Efficiency of knock-down of plexind1 expression in N2A cells. Four plexind1 shRNAs (#74 – 77) were transfected into N2A cells and plexind1 mRNA levels quantified by q-PCR. Vector alone (Vect) and scrambled shRNA (Scr) were used as controls. Note that shRNA #75 had the largest effect (arrow) and was used in subsequent experiments.

Figure 5

Knock-down of Plexin-D1 expression decreases synaptic density on neocortical neurons in vitro. (A) Confocal images illustrating GFP (blue), synapsin-1 (green), PSD95 (red) and merged signal at 14 DIV following transfection with GFP and shRNA vector (control, left panels) or GFP and plxnd1 shRNA (right panels) at 5 DIV. Scale bar: 10 μm. B) Quantification of synapse density at 14 DIV reveals a significant decrease in synapse density in plxnd1 shRNA-transfected compared to control neurons.

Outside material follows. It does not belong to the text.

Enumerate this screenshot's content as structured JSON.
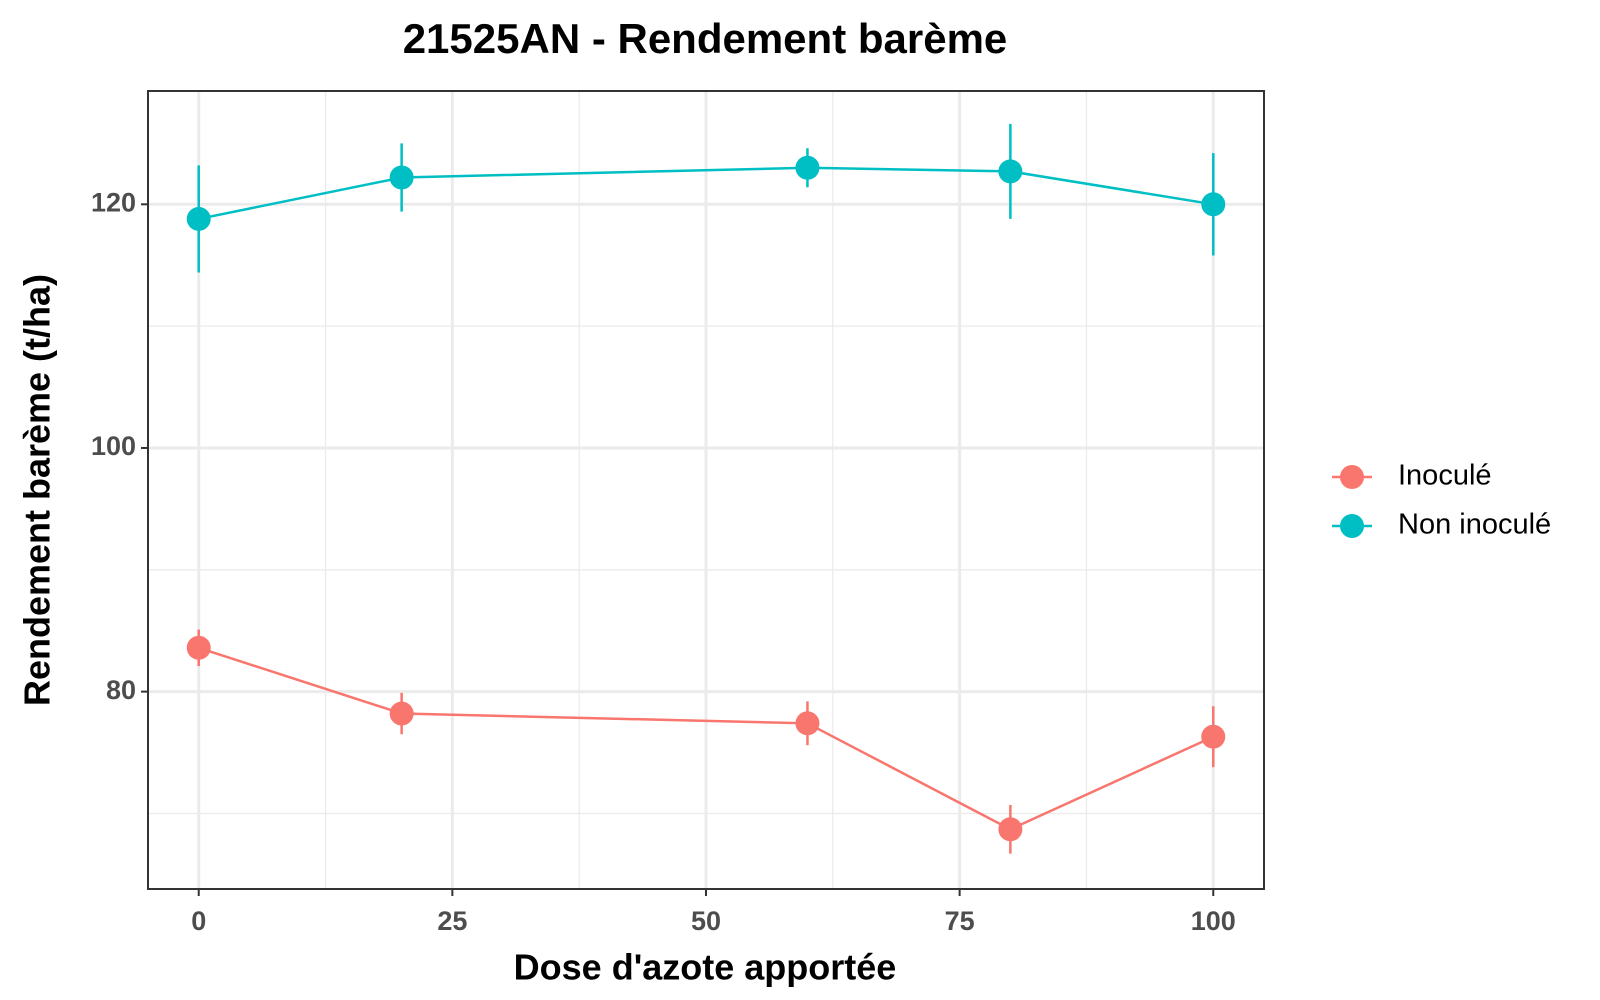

N = 94 neurons from 2 independent culturing sessions, **p < 0.01.

Figure 6

Genetic knockout of plxnd1 expression decreases synaptic density on neocortical neurons in vitro. (A) Confocal images illustrating GFP (blue), synapsin-1 (green), PSD95 (red) and merged signal at 14 DIV following transfection at 5 DIV with GFP (control, left panels), GFP and cre recombinase (middle panels), or GFP, cre recombinase and plxnd1 cDNA (right panels) into neurons isolated from Plxnd1-floxed mice. Scale bar: 10 μm. B) Quantification of synapse density at 14 DIV reveals a significant decrease in synapse density in knock-out compared to control neurons. Transfection of plxnd1 cDNA into knock-out neurons rescued synapse density. N = 165 neurons from 3 independent culturing sessions, **p < 0.01.